On this issue the petitioner makes a further argument to the effect that the Biggars house was a capital asset and that the expenses incurred on it in 1958 must be added to his basis in the property and deducted from income in 1959 when the house was sold. In his audit the respondent included the expenses made on the Biggars house in 1958 in the petitioner's general business expenses for that year. The petitioner argues that these expenses must be deducted from his income in 1959 when the house was sold.
Even though the petitioner built the Biggars house for his own account, there is no evidence that it was not property "held for sale in the ordinary course of his business." Section 1221(1) of the Code. The petitioner did not treat his expenses on this house any differently from the expenses incurred on his other houses. The schedule, introduced into evidence which showed the expenses of the Biggars house, was not complied until shortly before the trial; a full five years after the house was sold. We note further that the petitioner did not claim any capital gain or loss from the sale of the Biggars house on his joint return for 1959. Cf. Investors Diversified Services, Inc., 39 T.C. 294, 315 (1962), affirmed 325 F. 2d 341 (C.A. 8, 1963).
It was stipulated in the instant case that the petitioner was "a contractor engaged in building residences on his own account and for others." It is of course settled that a person may be a dealer in a particular type of asset and yet hold assets of the same nature for investment purposes. Investors Diversified Services, Inc., supra; George R. Kemon, 16 T.C. 1026, 1033 (1951). However, this record falls far short of sustaining a conclusion that the taxpayer built the Biggars house as a capital investment, apart from the ordinary course of his business. Cf. James E. Kesicki, 34 T.C. 675 (1960); Heebner v. Commissioner, 280 F. 2d 228 (C.A. 3, 1960), affirming 32 T.C. 1162 (1959).
The final issue is whether any part of the underpayment of tax was due to negligence or to intentional disregard of rules and regulations. We think it was.
It is too well established to require citation that any person subject to income tax shall keep permanent books of account for deductions, credits or other matters required to be shown on an income tax return.
The petitioner offered no convincing explanation for his lack of adequate records. He is a college graduate and an experienced businessman. His returns, and the returns of companies with which he was connected, were audited prior to the years in issue, nevertheless, he took no steps to improve his records in any regard.

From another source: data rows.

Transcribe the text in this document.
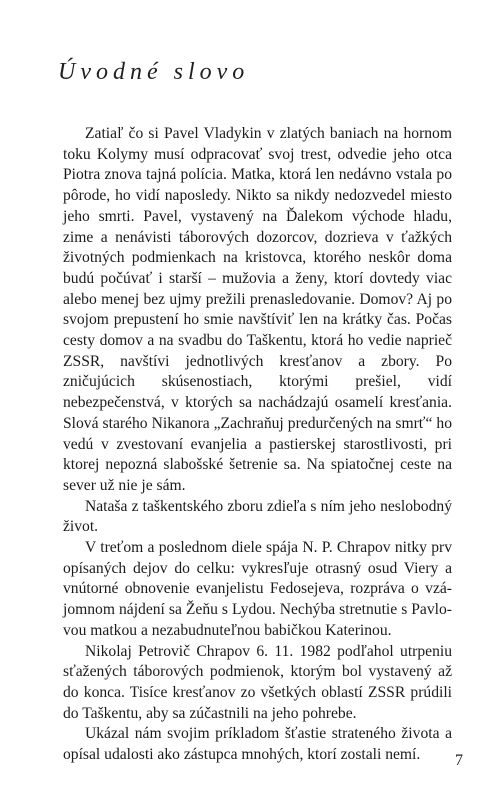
Úvodné slovo

Zatiaľ čo si Pavel Vladykin v zlatých baniach na hornom toku Kolymy musí odpracovať svoj trest, odvedie jeho otca Piotra znova tajná polícia. Matka, ktorá len nedávno vstala po pôrode, ho vidí naposledy. Nikto sa nikdy nedozvedel miesto jeho smrti. Pavel, vystavený na Ďalekom východe hladu, zime a nenávisti táborových dozorcov, dozrieva v ťažkých životných podmienkach na kristovca, ktorého neskôr doma budú počúvať i starší – mužovia a ženy, ktorí dovtedy viac alebo menej bez ujmy prežili prenasledovanie. Domov? Aj po svojom prepustení ho smie navštíviť len na krátky čas. Počas cesty domov a na svadbu do Taškentu, ktorá ho vedie naprieč ZSSR, navštívi jednotlivých kresťanov a zbory. Po zničujúcich skúsenostiach, ktorými prešiel, vidí nebezpečenstvá, v ktorých sa nachádzajú osamelí kresťania. Slová starého Nikanora „Zachraňuj predurčených na smrť“ ho vedú v zvestovaní evanjelia a pastierskej starostlivosti, pri ktorej nepozná slabošské šetrenie sa. Na spiatočnej ceste na sever už nie je sám.

Nataša z taškentského zboru zdieľa s ním jeho neslobodný život.

V treťom a poslednom diele spája N. P. Chrapov nitky prv opísaných dejov do celku: vykresľuje otrasný osud Viery a vnútorné obnovenie evanjelistu Fedosejeva, rozpráva o vzájomnom nájdení sa Žeňu s Lydou. Nechýba stretnutie s Pavlovou matkou a nezabudnuteľnou babičkou Katerinou.

Nikolaj Petrovič Chrapov 6. 11. 1982 podľahol utrpeniu sťažených táborových podmienok, ktorým bol vystavený až do konca. Tisíce kresťanov zo všetkých oblastí ZSSR prúdili do Taškentu, aby sa zúčastnili na jeho pohrebe.

Ukázal nám svojim príkladom šťastie strateného života a opísal udalosti ako zástupca mnohých, ktorí zostali nemí.	7
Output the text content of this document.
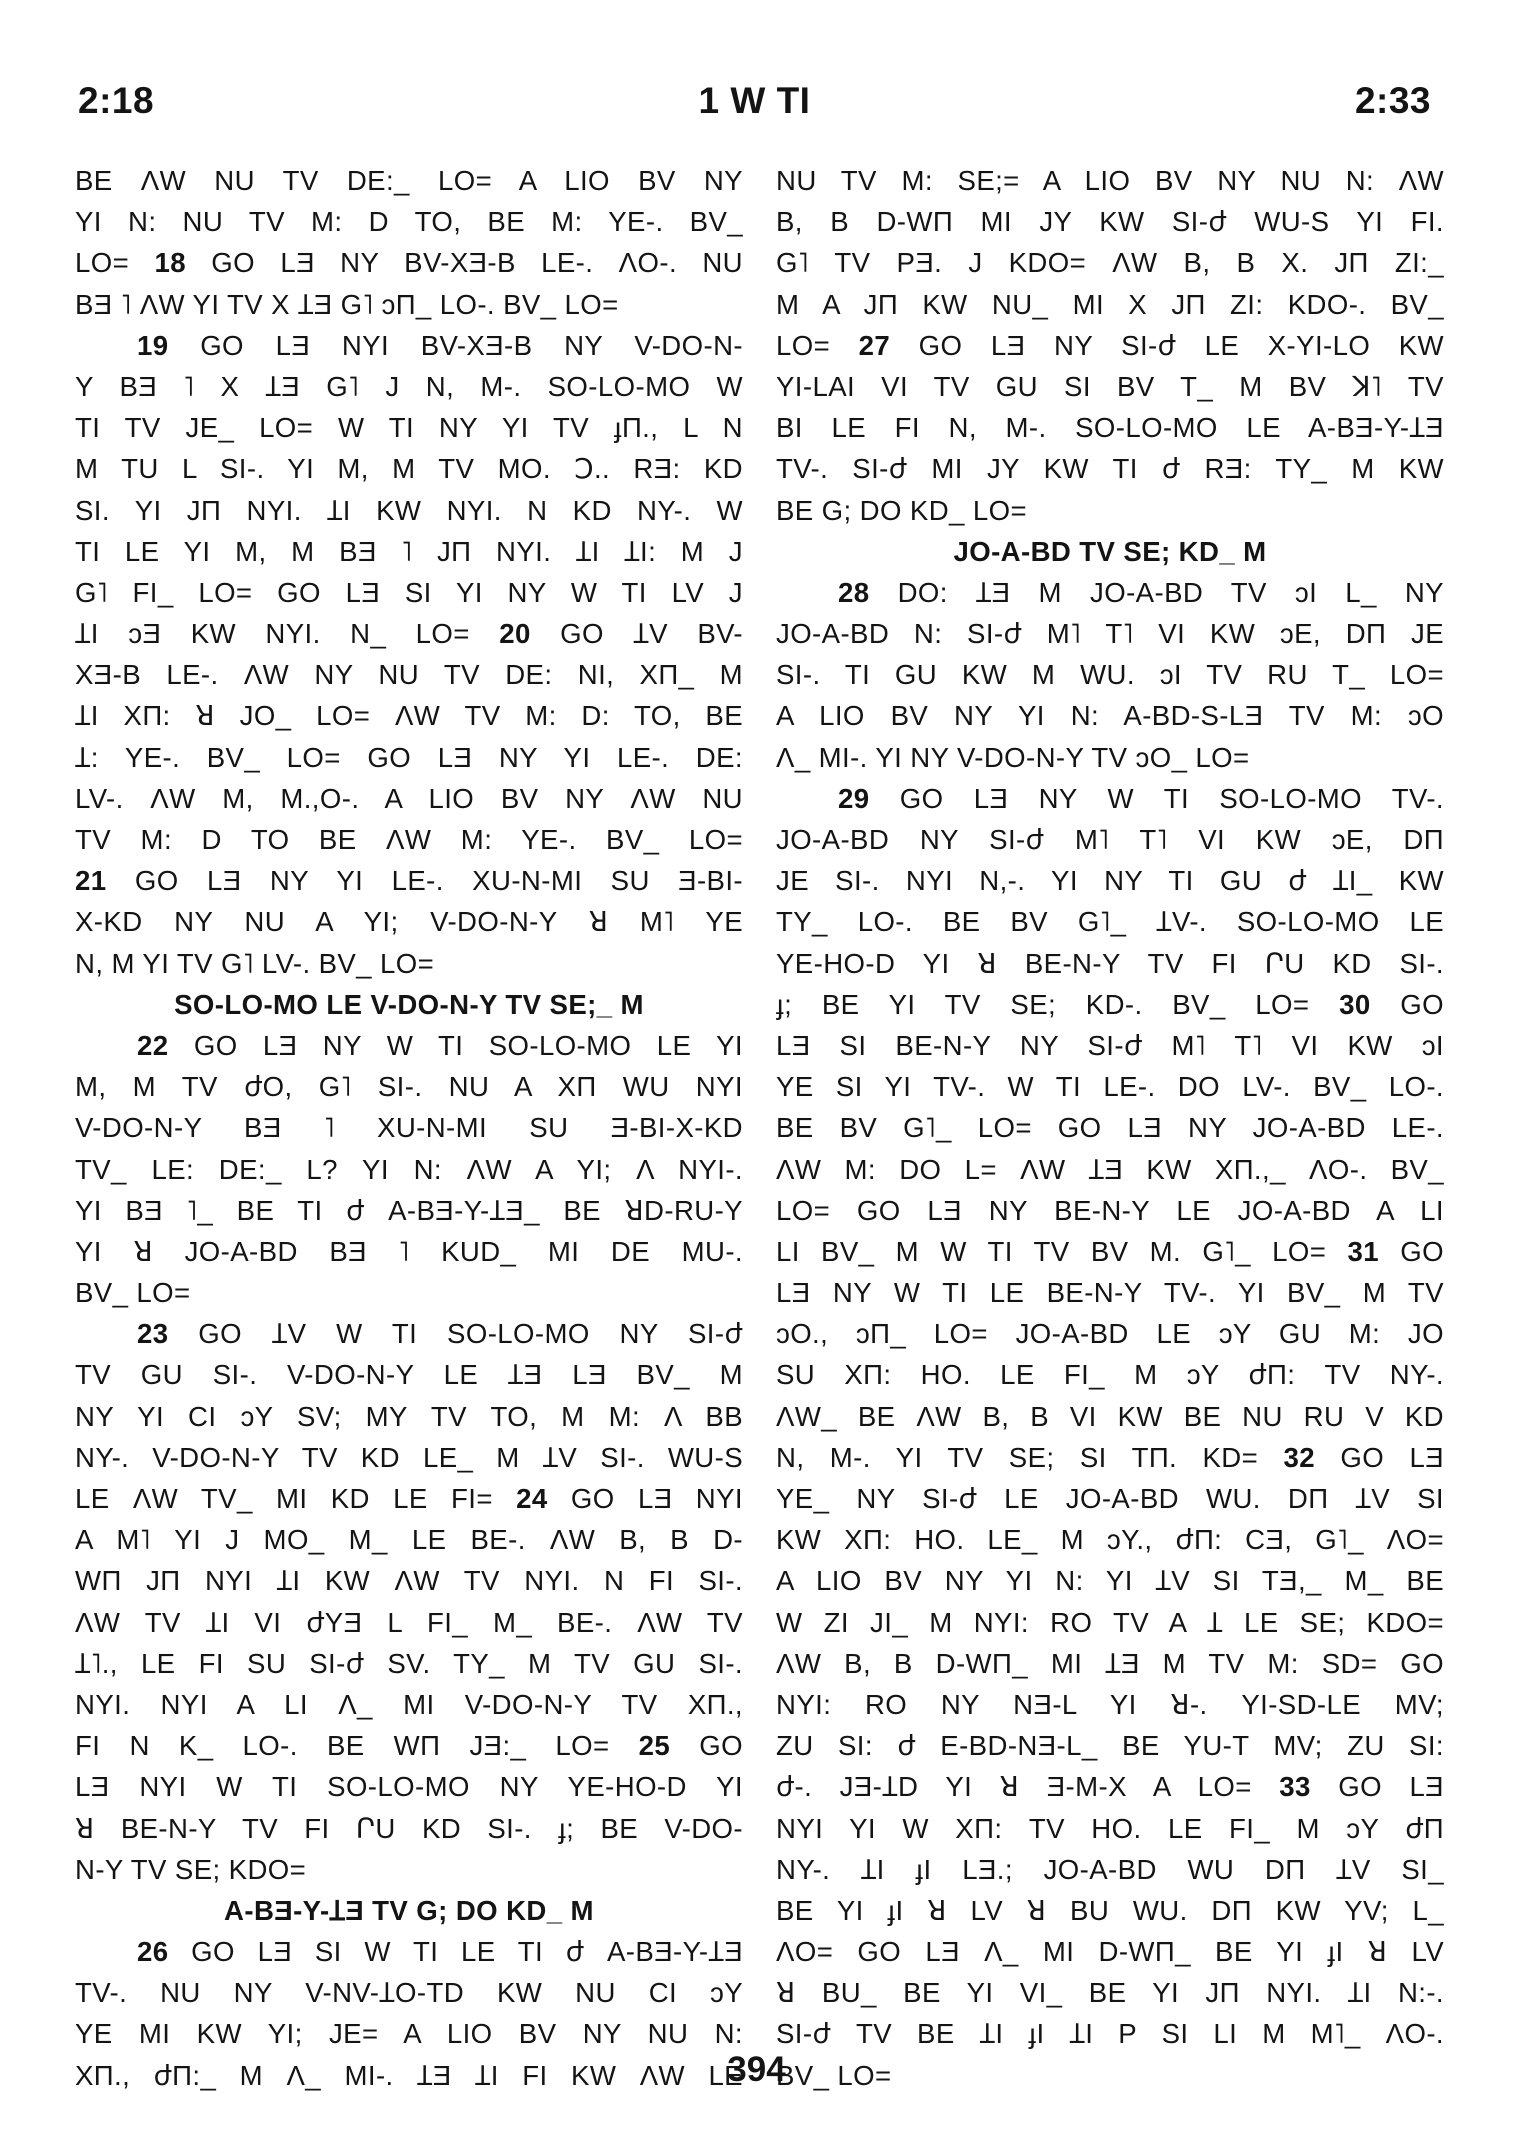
2:18	1 W TI	2:33
BE ΛW NU TV DE:_ LO= A LIO BV NY
YI N: NU TV M: D TO, BE M: YE-. BV_
LO= 18 GO LƎ NY BV-XƎ-B LE-. ΛO-. NU
BƎ ˥ ΛW YI TV X ꞱƎ G˥ ͻП_ LO-. BV_ LO=
19 GO LƎ NYI BV-XƎ-B NY V-DO-N-
Y BƎ ˥ X ꞱƎ G˥ J N, M-. SO-LO-MO W
TI TV JE_ LO= W TI NY YI TV ɟП., L N
M TU L SI-. YI M, M TV MO. Ↄ.. RƎ: KD
SI. YI JП NYI. ꞱI KW NYI. N KD NY-. W
TI LE YI M, M BƎ ˥ JП NYI. ꞱI ꞱI: M J
G˥ FI_ LO= GO LƎ SI YI NY W TI LV J
ꞱI ͻƎ KW NYI. N_ LO= 20 GO ꞱV BV-
XƎ-B LE-. ΛW NY NU TV DE: NI, XП_ M
ꞱI XП: ꓤ JO_ LO= ΛW TV M: D: TO, BE
Ʇ: YE-. BV_ LO= GO LƎ NY YI LE-. DE:
LV-. ΛW M, M.,O-. A LIO BV NY ΛW NU
TV M: D TO BE ΛW M: YE-. BV_ LO=
21 GO LƎ NY YI LE-. XU-N-MI SU Ǝ-BI-
X-KD NY NU A YI; V-DO-N-Y ꓤ M˥ YE
N, M YI TV G˥ LV-. BV_ LO=
SO-LO-MO LE V-DO-N-Y TV SE;_ M
22 GO LƎ NY W TI SO-LO-MO LE YI
M, M TV ժO, G˥ SI-. NU A XП WU NYI
V-DO-N-Y BƎ ˥ XU-N-MI SU Ǝ-BI-X-KD
TV_ LE: DE:_ L? YI N: ΛW A YI; Λ NYI-.
YI BƎ ˥_ BE TI ժ A-BƎ-Y-ꞱƎ_ BE ꓤD-RU-Y
YI ꓤ JO-A-BD BƎ ˥ KUD_ MI DE MU-.
BV_ LO=
23 GO ꞱV W TI SO-LO-MO NY SI-ժ
TV GU SI-. V-DO-N-Y LE ꞱƎ LƎ BV_ M
NY YI CI ͻY SV; MY TV TO, M M: Λ BB
NY-. V-DO-N-Y TV KD LE_ M ꞱV SI-. WU-S
LE ΛW TV_ MI KD LE FI= 24 GO LƎ NYI
A M˥ YI J MO_ M_ LE BE-. ΛW B, B D-
WП JП NYI ꞱI KW ΛW TV NYI. N FI SI-.
ΛW TV ꞱI VI ժYƎ L FI_ M_ BE-. ΛW TV
Ʇ˥., LE FI SU SI-ժ SV. TY_ M TV GU SI-.
NYI. NYI A LI Λ_ MI V-DO-N-Y TV XП.,
FI N K_ LO-. BE WП JƎ:_ LO= 25 GO
LƎ NYI W TI SO-LO-MO NY YE-HO-D YI
ꓤ BE-N-Y TV FI ՐU KD SI-. ɟ; BE V-DO-
N-Y TV SE; KDO=
A-BƎ-Y-ꞱƎ TV G; DO KD_ M
26 GO LƎ SI W TI LE TI ժ A-BƎ-Y-ꞱƎ
TV-. NU NY V-NV-ꞱO-TD KW NU CI ͻY
YE MI KW YI; JE= A LIO BV NY NU N:
XП., ժП:_ M Λ_ MI-. ꞱƎ ꞱI FI KW ΛW LE
NU TV M: SE;= A LIO BV NY NU N: ΛW
B, B D-WП MI JY KW SI-ժ WU-S YI FI.
G˥ TV PƎ. J KDO= ΛW B, B X. JП ZI:_
M A JП KW NU_ MI X JП ZI: KDO-. BV_
LO= 27 GO LƎ NY SI-ժ LE X-YI-LO KW
YI-LAI VI TV GU SI BV T_ M BV ꓘ˥ TV
BI LE FI N, M-. SO-LO-MO LE A-BƎ-Y-ꞱƎ
TV-. SI-ժ MI JY KW TI ժ RƎ: TY_ M KW
BE G; DO KD_ LO=
JO-A-BD TV SE; KD_ M
28 DO: ꞱƎ M JO-A-BD TV ͻI L_ NY
JO-A-BD N: SI-ժ M˥ T˥ VI KW ͻE, DП JE
SI-. TI GU KW M WU. ͻI TV RU T_ LO=
A LIO BV NY YI N: A-BD-S-LƎ TV M: ͻO
Λ_ MI-. YI NY V-DO-N-Y TV ͻO_ LO=
29 GO LƎ NY W TI SO-LO-MO TV-.
JO-A-BD NY SI-ժ M˥ T˥ VI KW ͻE, DП
JE SI-. NYI N,-. YI NY TI GU ժ ꞱI_ KW
TY_ LO-. BE BV G˥_ ꞱV-. SO-LO-MO LE
YE-HO-D YI ꓤ BE-N-Y TV FI ՐU KD SI-.
ɟ; BE YI TV SE; KD-. BV_ LO= 30 GO
LƎ SI BE-N-Y NY SI-ժ M˥ T˥ VI KW ͻI
YE SI YI TV-. W TI LE-. DO LV-. BV_ LO-.
BE BV G˥_ LO= GO LƎ NY JO-A-BD LE-.
ΛW M: DO L= ΛW ꞱƎ KW XП.,_ ΛO-. BV_
LO= GO LƎ NY BE-N-Y LE JO-A-BD A LI
LI BV_ M W TI TV BV M. G˥_ LO= 31 GO
LƎ NY W TI LE BE-N-Y TV-. YI BV_ M TV
ͻO., ͻП_ LO= JO-A-BD LE ͻY GU M: JO
SU XП: HO. LE FI_ M ͻY ժП: TV NY-.
ΛW_ BE ΛW B, B VI KW BE NU RU V KD
N, M-. YI TV SE; SI TП. KD= 32 GO LƎ
YE_ NY SI-ժ LE JO-A-BD WU. DП ꞱV SI
KW XП: HO. LE_ M ͻY., ժП: CƎ, G˥_ ΛO=
A LIO BV NY YI N: YI ꞱV SI TƎ,_ M_ BE
W ZI JI_ M NYI: RO TV A Ʇ LE SE; KDO=
ΛW B, B D-WП_ MI ꞱƎ M TV M: SD= GO
NYI: RO NY NƎ-L YI ꓤ-. YI-SD-LE MV;
ZU SI: ժ E-BD-NƎ-L_ BE YU-T MV; ZU SI:
ժ-. JƎ-ꞱD YI ꓤ Ǝ-M-X A LO= 33 GO LƎ
NYI YI W XП: TV HO. LE FI_ M ͻY ժП
NY-. ꞱI ɟI LƎ.; JO-A-BD WU DП ꞱV SI_
BE YI ɟI ꓤ LV ꓤ BU WU. DП KW YV; L_
ΛO= GO LƎ Λ_ MI D-WП_ BE YI ɟI ꓤ LV
ꓤ BU_ BE YI VI_ BE YI JП NYI. ꞱI N:-.
SI-ժ TV BE ꞱI ɟI ꞱI P SI LI M M˥_ ΛO-.
BV_ LO=
394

The respondent had to separate business from personal checks written on the petitioner's business bank accounts and also determine which deposits were non-income items. The petitioner made no effort to keep his personal expenses separate from his business expenses. These circumstances fully sustain the imposition of the negligence penalty. H. A. Hurley, 22 T.C. 1256 (1954), affd. 233 F. 2d 177 (C.A. 6, 1956); Leslie A. Sutor, 17 T.C. 64 (1951).
Decision will be entered under Rule 50.